Fermentation Journal

As your food ferments, encourage your students to observe their jars. They should check them at least once a day and write down or draw their observations in their kitchen journals. As an alternative, I made a printable fermentation journal that students in all grades can use to keep a record of the fermentation process. You can download it here:

Note: Jamie shows her family making their kitchen journals in the initial chapter of the curriculum experience: Chapter 1: The Modern Pioneer.

Fermentation Tasting

After tasting the mushy first batch, we were excited to taste it again. My daughter already loves the fermented pickles we buy at the store, so comparing homemade and storebought was a terrific experience.

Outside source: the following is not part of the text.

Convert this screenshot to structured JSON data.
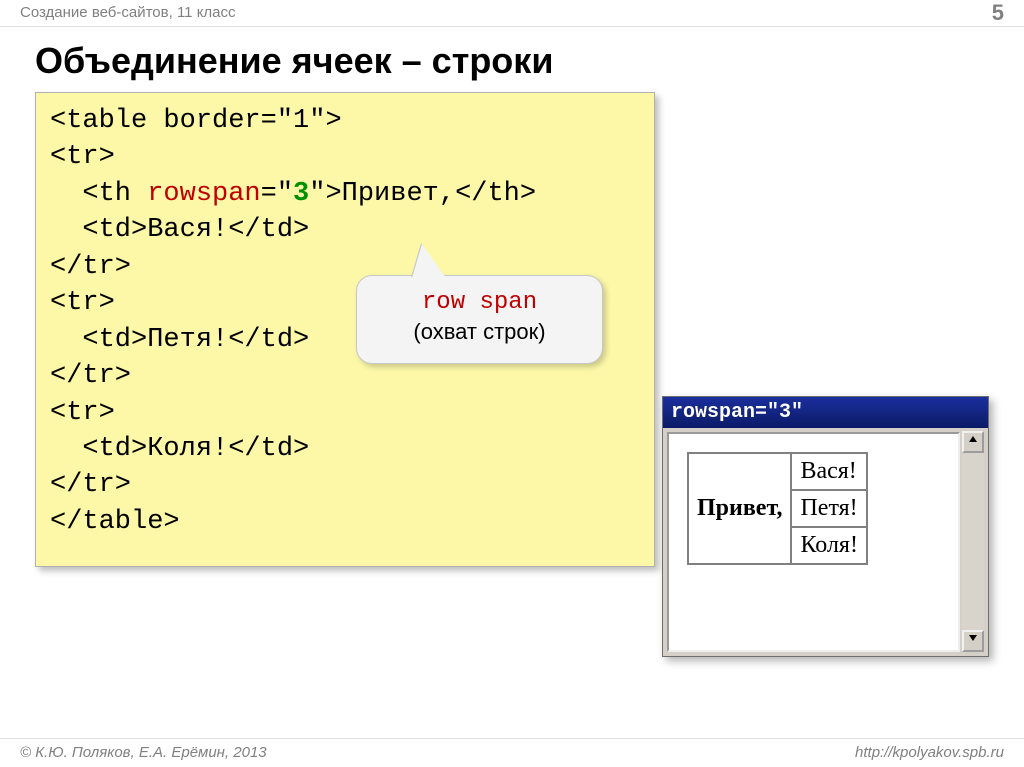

Our second batch of pickles was super crisp! They weren’t as salty as the first batch because we didn’t wait as long to taste them. But they had a fresh half sour flavor. Two days later, they took on more “pickle” flavor from the brine. I’m excited for our next batch, when we will experiment with different spices.

Tasting Chart

I made a printable tasting chart that students can use to track the fermented foods they’ve tried. It also gives them the opportunity to compare and contrast the same food in its fermented and non-fermented forms. This worksheet is suitable for students of all ages. You can download it here:

Final Thoughts

Using my experience facilitating this lesson, here are my ultimate takeaways for anyone getting ready for Chapter 5:

  • Even if you feel comfortable fermenting foods without pH strips, using them is an ideal science lesson for students of all ages. So if you don’t have them already, I recommend getting some inexpensive pH strips for this lesson. (See the full list of equipment.)
  • Let the ferment be the boss! As Mary likes to say, “ferments are persnickety.” If you live in a warm environment, keep a close eye on your jars and consider moving them to the refrigerator when you first notice bubbling.
  • Don’t get discouraged if your initial results aren’t perfect. Experience is the best teacher! In Mary’s words, the recipe for successful ferments is “patience coupled with a little bit of trial and error.”
  • Finally, I suggest watching Mary’s videos with your students before getting started!